75% of the American economy is consumption. Higher taxes mean less disposable income. Monetization means a weaker USD = higher commodities. That's a double tax on the US consumer in a shit economy running a 1.2 Trillion dollar budget deficit.
In order to first begin to pay down the debt, we must first incur NO Debt.
Even if we allocate another 700 Billion per year (higher taxes), to "pay off" the debt, the debt is still growing at 500 Billion a year because the budget deficit is 1.2 Trillion a year !!!!!
The only option is quantitative easing. Just straight print and pay.
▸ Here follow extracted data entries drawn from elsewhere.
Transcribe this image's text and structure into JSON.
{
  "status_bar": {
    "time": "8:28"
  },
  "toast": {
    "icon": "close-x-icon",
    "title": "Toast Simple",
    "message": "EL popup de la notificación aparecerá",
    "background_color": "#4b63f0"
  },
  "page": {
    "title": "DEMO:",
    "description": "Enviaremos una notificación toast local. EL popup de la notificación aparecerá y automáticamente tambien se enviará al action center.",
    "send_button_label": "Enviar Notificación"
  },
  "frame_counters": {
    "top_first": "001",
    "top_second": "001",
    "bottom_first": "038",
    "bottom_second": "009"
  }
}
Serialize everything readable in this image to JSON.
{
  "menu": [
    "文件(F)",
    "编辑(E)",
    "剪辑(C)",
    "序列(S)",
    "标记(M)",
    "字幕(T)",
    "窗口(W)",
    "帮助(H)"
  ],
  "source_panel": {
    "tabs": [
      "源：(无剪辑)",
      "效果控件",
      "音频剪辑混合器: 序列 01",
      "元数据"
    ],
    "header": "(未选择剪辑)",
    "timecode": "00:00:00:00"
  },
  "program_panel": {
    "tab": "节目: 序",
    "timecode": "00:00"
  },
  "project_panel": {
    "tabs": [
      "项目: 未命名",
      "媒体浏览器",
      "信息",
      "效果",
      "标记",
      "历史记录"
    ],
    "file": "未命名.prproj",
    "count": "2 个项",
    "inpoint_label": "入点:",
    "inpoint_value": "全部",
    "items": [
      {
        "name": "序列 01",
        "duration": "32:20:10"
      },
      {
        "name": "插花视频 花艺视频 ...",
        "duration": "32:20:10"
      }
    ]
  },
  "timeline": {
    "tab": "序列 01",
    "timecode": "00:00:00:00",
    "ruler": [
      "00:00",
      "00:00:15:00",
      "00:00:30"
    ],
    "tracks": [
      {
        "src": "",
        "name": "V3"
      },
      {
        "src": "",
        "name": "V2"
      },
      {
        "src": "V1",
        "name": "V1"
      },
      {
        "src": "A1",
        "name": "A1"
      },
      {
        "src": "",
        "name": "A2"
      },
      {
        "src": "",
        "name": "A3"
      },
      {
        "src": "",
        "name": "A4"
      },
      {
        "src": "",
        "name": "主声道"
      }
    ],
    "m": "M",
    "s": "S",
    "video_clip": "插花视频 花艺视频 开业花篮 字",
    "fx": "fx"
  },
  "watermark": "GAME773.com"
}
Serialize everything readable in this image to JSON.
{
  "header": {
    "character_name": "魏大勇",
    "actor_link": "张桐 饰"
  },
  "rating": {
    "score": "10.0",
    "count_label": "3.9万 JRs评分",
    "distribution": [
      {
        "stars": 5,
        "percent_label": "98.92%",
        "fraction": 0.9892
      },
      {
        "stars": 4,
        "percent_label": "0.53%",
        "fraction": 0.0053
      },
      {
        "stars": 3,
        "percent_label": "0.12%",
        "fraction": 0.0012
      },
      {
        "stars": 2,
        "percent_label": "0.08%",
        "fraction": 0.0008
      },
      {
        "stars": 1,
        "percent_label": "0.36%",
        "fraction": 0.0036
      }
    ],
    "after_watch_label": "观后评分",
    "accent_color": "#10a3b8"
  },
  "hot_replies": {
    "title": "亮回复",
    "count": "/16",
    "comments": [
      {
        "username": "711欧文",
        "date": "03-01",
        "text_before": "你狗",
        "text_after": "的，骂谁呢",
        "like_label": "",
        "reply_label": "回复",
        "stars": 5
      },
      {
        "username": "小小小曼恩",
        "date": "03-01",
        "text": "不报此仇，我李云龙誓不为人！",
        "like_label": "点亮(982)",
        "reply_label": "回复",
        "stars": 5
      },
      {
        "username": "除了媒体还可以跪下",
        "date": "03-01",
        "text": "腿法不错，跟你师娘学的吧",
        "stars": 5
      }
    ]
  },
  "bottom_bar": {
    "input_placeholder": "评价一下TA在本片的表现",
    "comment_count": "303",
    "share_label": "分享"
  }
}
Even if the FED suppresses bonds, this is a currency crisis and inflationary Depression.
Basically, in order to maintain current spending AND pay off the debt via monetization, the FED would have print off another ~2 Trillion a year, just to widdle down the debt at 700 Billion a year (halve the debt in 10 years).
2 Trillion a year, over-and-above what the FED already monetizes.
Here's the math:
3.8 Trillion budget for 2011.
2.6 Trillion in Federal Revenues.
1.2 Trillion budget deficit
700 Billion for debt principle paydown.
In order to pay down the debt, the FED must monetize all new debt + 700 Billion pay off in principle of existing debt = 1.9 Trillion in monetization.
What happens do the US Dollar then? Gets flushed = rampant inflation = inflationary recession/depression, housing crash.